All countries face the task of implementing a health care system that is financially sustainable and morally defensible. In “Confucian Health Care System in Singapore: A Family-oriented Approach to Financial Sustainability,” Kris Su Hui Teo argues that Singapore’s health care system has done well in balancing and executing these dual tasks, having developed a three-tier model that is both economically sound and defensible within a larger framework of Confucian values. In particular, it has been claimed that Singapore has developed a health care system that limits: (1) the moral hazards involved in health care entitlement systems (e.g. governmental as well as private insurance schemes); (2) the political hazards involved when governments establish a health insurance scheme which allows politicians to promise further entitlements that will need to be funded (if possible) in the future and (3) the demographic hazard of making the fundability of health care dependent on sufficient young workers to pay for the health care of the unemployed and the aged. This short essay does not attempt to examine whether Singapore’s health care is as economically successful as many have claimed. Rather, I explore whether Singapore’s system is, in fact, as consistent with Confucianism as Teo argues. This essay examines whether Singapore’s approach to health care is contrary to the Confucian view of an ideal society.
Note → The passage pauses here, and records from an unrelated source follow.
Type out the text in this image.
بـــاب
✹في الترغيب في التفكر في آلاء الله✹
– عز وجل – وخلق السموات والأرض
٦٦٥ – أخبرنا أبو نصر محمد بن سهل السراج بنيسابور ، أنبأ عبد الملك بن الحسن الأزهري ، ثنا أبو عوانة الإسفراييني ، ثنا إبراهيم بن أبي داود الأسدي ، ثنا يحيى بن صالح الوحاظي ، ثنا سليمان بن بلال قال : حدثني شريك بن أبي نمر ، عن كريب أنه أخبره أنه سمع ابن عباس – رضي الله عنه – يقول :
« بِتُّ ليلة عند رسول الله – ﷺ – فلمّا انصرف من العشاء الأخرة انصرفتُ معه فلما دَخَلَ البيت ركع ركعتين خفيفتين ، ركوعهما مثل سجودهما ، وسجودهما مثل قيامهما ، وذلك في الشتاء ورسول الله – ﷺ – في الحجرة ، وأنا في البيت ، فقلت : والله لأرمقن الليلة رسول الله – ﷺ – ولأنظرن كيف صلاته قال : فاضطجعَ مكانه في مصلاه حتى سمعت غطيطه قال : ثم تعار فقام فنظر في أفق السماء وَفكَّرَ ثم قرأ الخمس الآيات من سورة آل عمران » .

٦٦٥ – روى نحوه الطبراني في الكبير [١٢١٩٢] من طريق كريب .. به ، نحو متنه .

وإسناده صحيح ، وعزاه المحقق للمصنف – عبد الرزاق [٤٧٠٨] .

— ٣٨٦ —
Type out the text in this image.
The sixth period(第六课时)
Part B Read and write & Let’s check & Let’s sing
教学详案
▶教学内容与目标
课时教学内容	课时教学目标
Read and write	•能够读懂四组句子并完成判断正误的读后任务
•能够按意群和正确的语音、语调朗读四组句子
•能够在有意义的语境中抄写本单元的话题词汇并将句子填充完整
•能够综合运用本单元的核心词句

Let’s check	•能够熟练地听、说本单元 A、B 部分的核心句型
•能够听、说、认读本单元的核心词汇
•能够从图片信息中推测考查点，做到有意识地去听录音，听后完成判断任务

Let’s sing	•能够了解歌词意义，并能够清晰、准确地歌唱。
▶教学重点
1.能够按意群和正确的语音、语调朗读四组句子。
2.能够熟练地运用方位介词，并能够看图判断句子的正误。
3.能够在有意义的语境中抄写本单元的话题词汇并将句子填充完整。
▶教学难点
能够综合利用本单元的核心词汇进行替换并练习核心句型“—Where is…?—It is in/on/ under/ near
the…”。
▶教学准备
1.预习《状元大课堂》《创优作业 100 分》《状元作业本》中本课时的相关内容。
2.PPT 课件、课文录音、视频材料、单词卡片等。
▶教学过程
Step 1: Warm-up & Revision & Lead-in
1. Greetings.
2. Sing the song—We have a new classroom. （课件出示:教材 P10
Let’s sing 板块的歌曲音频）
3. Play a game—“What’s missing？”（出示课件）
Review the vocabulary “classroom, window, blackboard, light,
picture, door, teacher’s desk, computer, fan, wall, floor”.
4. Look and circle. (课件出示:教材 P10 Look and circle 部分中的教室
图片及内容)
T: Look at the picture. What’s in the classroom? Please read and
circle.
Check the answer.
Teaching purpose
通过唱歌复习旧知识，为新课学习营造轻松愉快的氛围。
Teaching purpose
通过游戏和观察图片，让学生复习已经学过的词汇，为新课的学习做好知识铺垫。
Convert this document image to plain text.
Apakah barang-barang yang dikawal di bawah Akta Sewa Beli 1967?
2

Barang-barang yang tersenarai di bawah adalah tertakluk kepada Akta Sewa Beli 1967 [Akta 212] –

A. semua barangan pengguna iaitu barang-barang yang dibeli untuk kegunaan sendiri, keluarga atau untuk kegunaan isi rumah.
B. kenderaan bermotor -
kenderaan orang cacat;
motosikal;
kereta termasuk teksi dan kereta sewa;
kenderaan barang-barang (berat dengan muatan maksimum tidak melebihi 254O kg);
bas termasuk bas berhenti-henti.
In addition, I will show that even if Singapore’s health care system does conflict on some points with this ideal, if such a health care system serves an overriding or higher Confucian moral concern, such as the harmony of the state and the universe, then such measures might nevertheless be justified according to Confucianism. However, prior to addressing this issue directly, it is necessary first to lay out some of the central tenets of Confucianism in order to better understand both the possible moral shortcomings as well the positive features of Singapore’s health care system.